The dangers of climate change
The National Project Director of the Initial National Communication of the Syrian Arab Republic, Dr. Yousef Meslmani wrote an op-ed for Syria Today of the dangers that climate change poses to the country.
At the end of December, Syria launched its first “water-scarcity” park to highlight the dangers of desertification and water mismanagement. Meslmani notes that climate change will exacerbate existing problems and cites the following disturbing statistics.
“New studies show it [climate change] has already led to significant regional crop reductions: of 30 percent for rice, 47 percent for corn and 20 percent for wheat,” he wrote, adding that “the very shape of the Fertile Crescent, of which Syria is a part, will change, and that it might even vanish completely.”
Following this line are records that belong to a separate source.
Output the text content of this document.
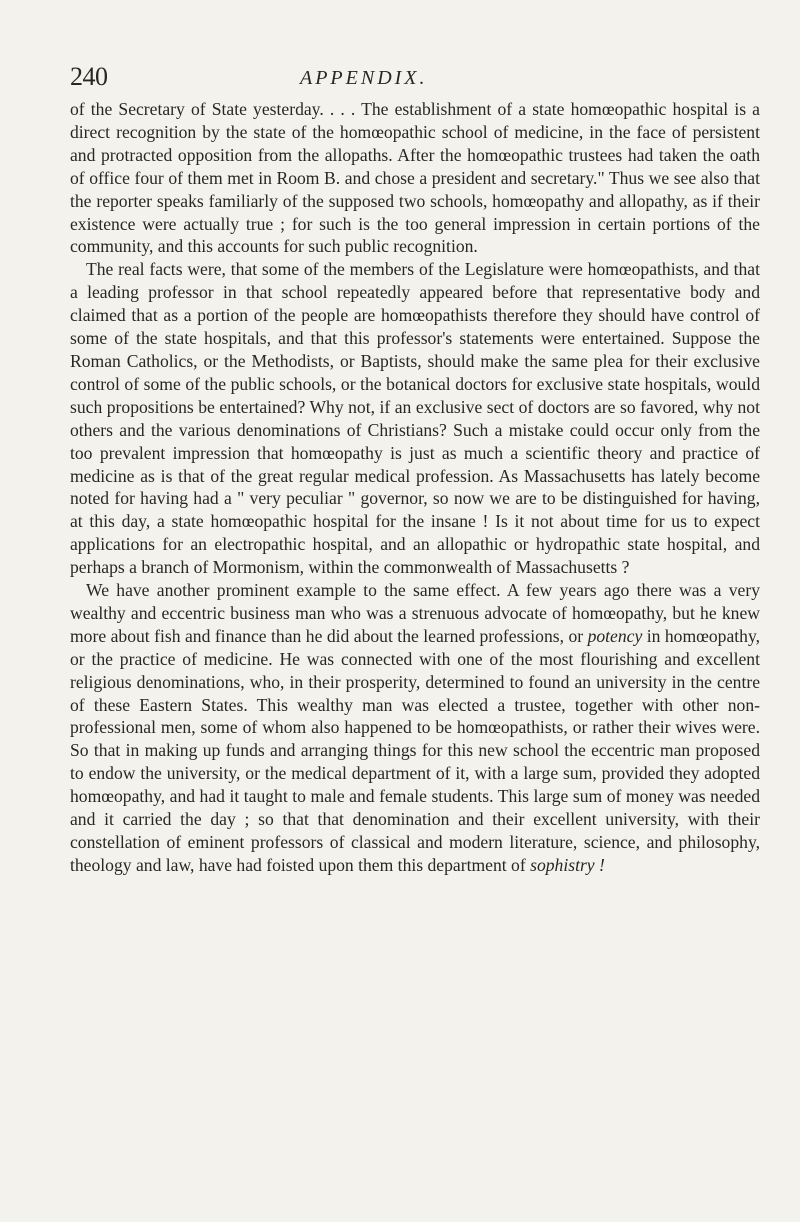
240	APPENDIX.

of the Secretary of State yesterday. . . . The establishment of a state homœopathic hospital is a direct recognition by the state of the homœopathic school of medicine, in the face of persistent and protracted opposition from the allopaths. After the homœopathic trustees had taken the oath of office four of them met in Room B. and chose a president and secretary." Thus we see also that the reporter speaks familiarly of the supposed two schools, homœopathy and allopathy, as if their existence were actually true ; for such is the too general impression in certain portions of the community, and this accounts for such public recognition.

The real facts were, that some of the members of the Legislature were homœopathists, and that a leading professor in that school repeatedly appeared before that representative body and claimed that as a portion of the people are homœopathists therefore they should have control of some of the state hospitals, and that this professor's statements were entertained. Suppose the Roman Catholics, or the Methodists, or Baptists, should make the same plea for their exclusive control of some of the public schools, or the botanical doctors for exclusive state hospitals, would such propositions be entertained? Why not, if an exclusive sect of doctors are so favored, why not others and the various denominations of Christians? Such a mistake could occur only from the too prevalent impression that homœopathy is just as much a scientific theory and practice of medicine as is that of the great regular medical profession. As Massachusetts has lately become noted for having had a " very peculiar " governor, so now we are to be distinguished for having, at this day, a state homœopathic hospital for the insane ! Is it not about time for us to expect applications for an electropathic hospital, and an allopathic or hydropathic state hospital, and perhaps a branch of Mormonism, within the commonwealth of Massachusetts ?

We have another prominent example to the same effect. A few years ago there was a very wealthy and eccentric business man who was a strenuous advocate of homœopathy, but he knew more about fish and finance than he did about the learned professions, or potency in homœopathy, or the practice of medicine. He was connected with one of the most flourishing and excellent religious denominations, who, in their prosperity, determined to found an university in the centre of these Eastern States. This wealthy man was elected a trustee, together with other non-professional men, some of whom also happened to be homœopathists, or rather their wives were. So that in making up funds and arranging things for this new school the eccentric man proposed to endow the university, or the medical department of it, with a large sum, provided they adopted homœopathy, and had it taught to male and female students. This large sum of money was needed and it carried the day ; so that that denomination and their excellent university, with their constellation of eminent professors of classical and modern literature, science, and philosophy, theology and law, have had foisted upon them this department of sophistry !
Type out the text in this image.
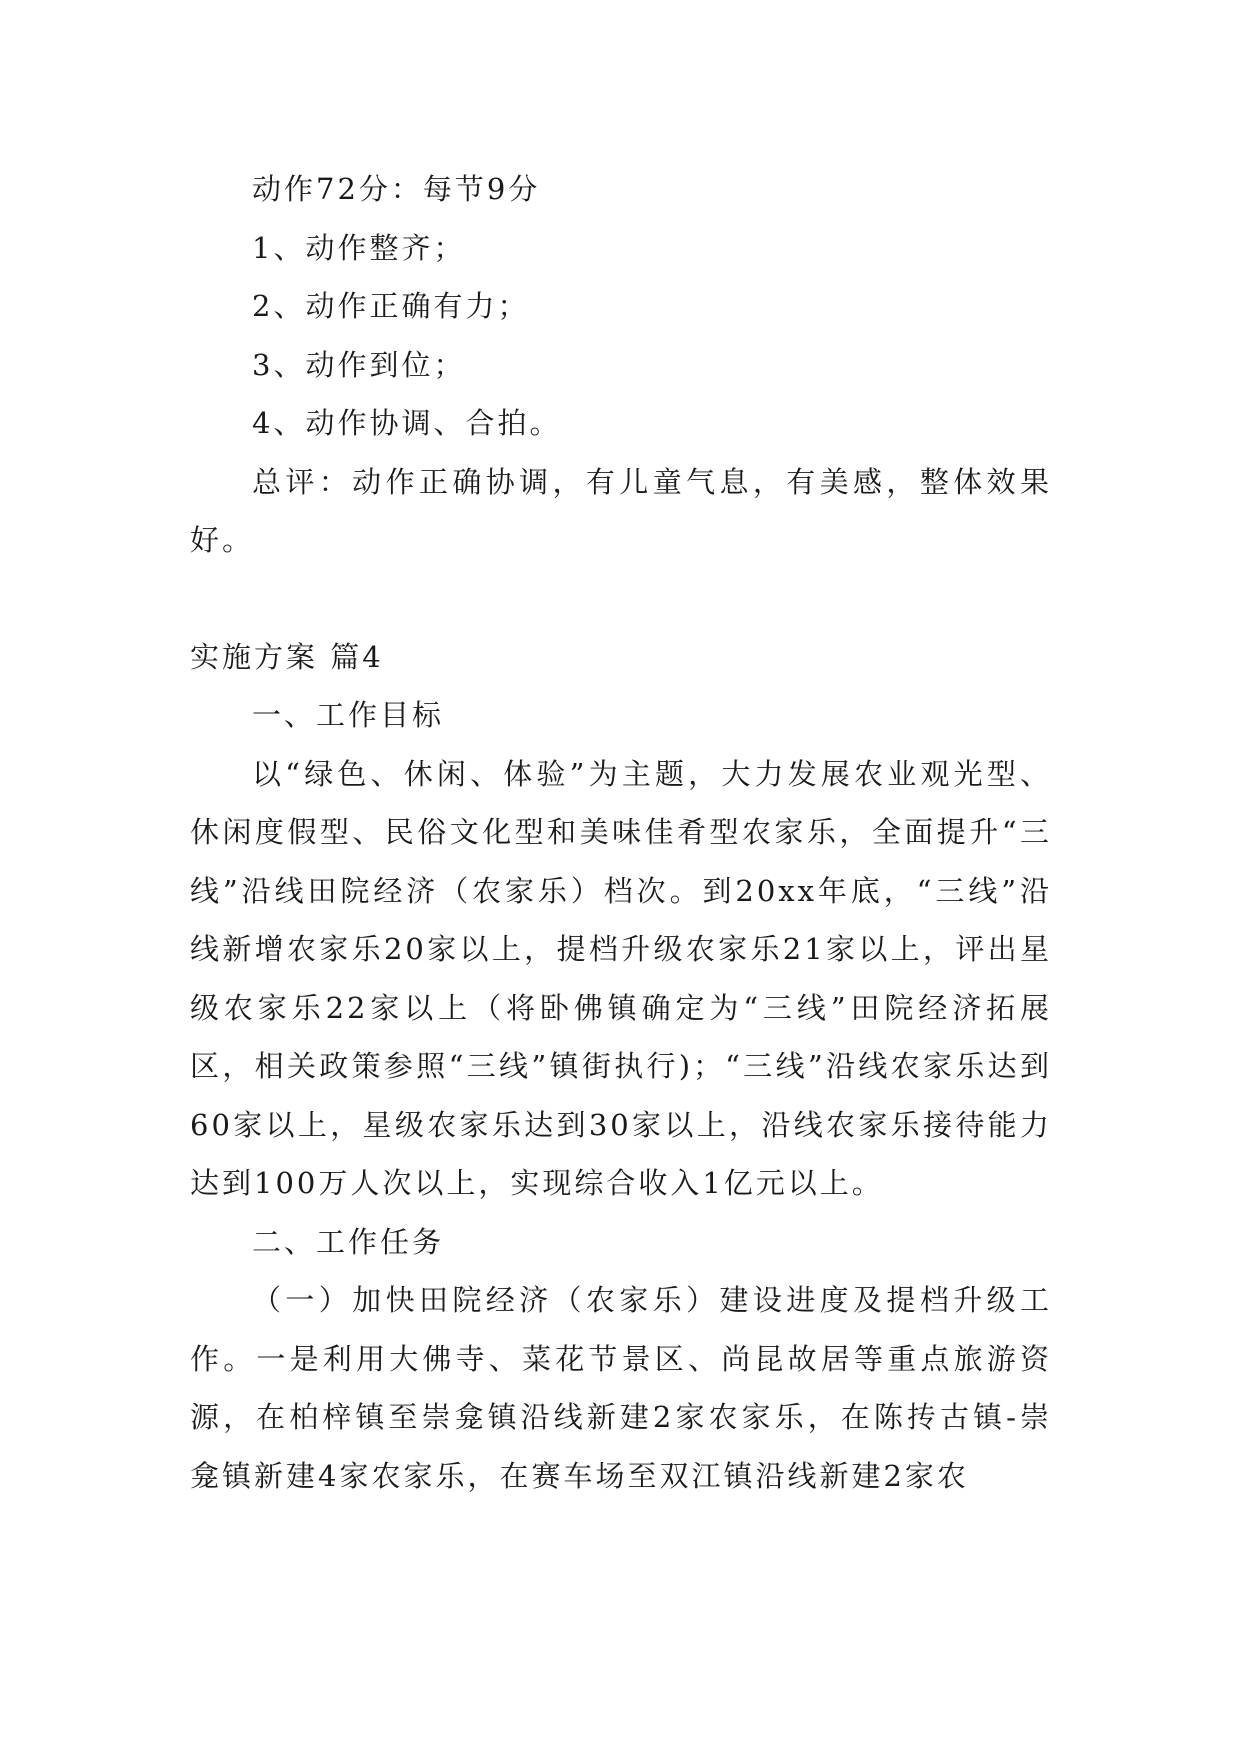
动作72分：每节9分

1、动作整齐；

2、动作正确有力；

3、动作到位；

4、动作协调、合拍。

总评：动作正确协调，有儿童气息，有美感，整体效果好。

实施方案 篇4

一、工作目标

以“绿色、休闲、体验”为主题，大力发展农业观光型、休闲度假型、民俗文化型和美味佳肴型农家乐，全面提升“三线”沿线田院经济（农家乐）档次。到20xx年底，“三线”沿线新增农家乐20家以上，提档升级农家乐21家以上，评出星级农家乐22家以上（将卧佛镇确定为“三线”田院经济拓展区，相关政策参照“三线”镇街执行)；“三线”沿线农家乐达到60家以上，星级农家乐达到30家以上，沿线农家乐接待能力达到100万人次以上，实现综合收入1亿元以上。

二、工作任务

（一）加快田院经济（农家乐）建设进度及提档升级工作。一是利用大佛寺、菜花节景区、尚昆故居等重点旅游资源，在柏梓镇至崇龛镇沿线新建2家农家乐，在陈抟古镇-崇龛镇新建4家农家乐，在赛车场至双江镇沿线新建2家农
The famous springs of Damascus are dry
According to Meslmani, the Euphrates and Jordan Rivers will lose up to 70% of their annual flow as a result of low rainfall, making sustainable development even harder to attain. Without water and food, the risk of famines (like the one experienced in the Horn of Africa) is likely to increase.
Already 500,000 residents of the country’s dry northeastern region have fled their homes because of water scarcity, 1.3 million more have been impacted by serious droughts, and the famed springs of Damascus have dried up.
By 2100, a combination of diminishing rainfall and high temperatures will render this country borderline unlivable if serious measures to combat climate change and fix water management issues are not taken. This in turn will worsen the country’s already fractious political situation. Meslmani writes,
Climate change will affect land use patterns, accelerate the pace of land degradation, and increase the risks of drought, heat waves and dust storms. Indeed, these have already become a reality for people living in the eastern parts of the country. Low-level areas of the Syrian coast are also expected to be flooded by seawater.
Climate change may not have weapons of war. Climate change may not have a torture chamber. But this phenomenon causes by accelerated levels of greenhouse gases in our atmosphere could be just as ruthless as any dictator.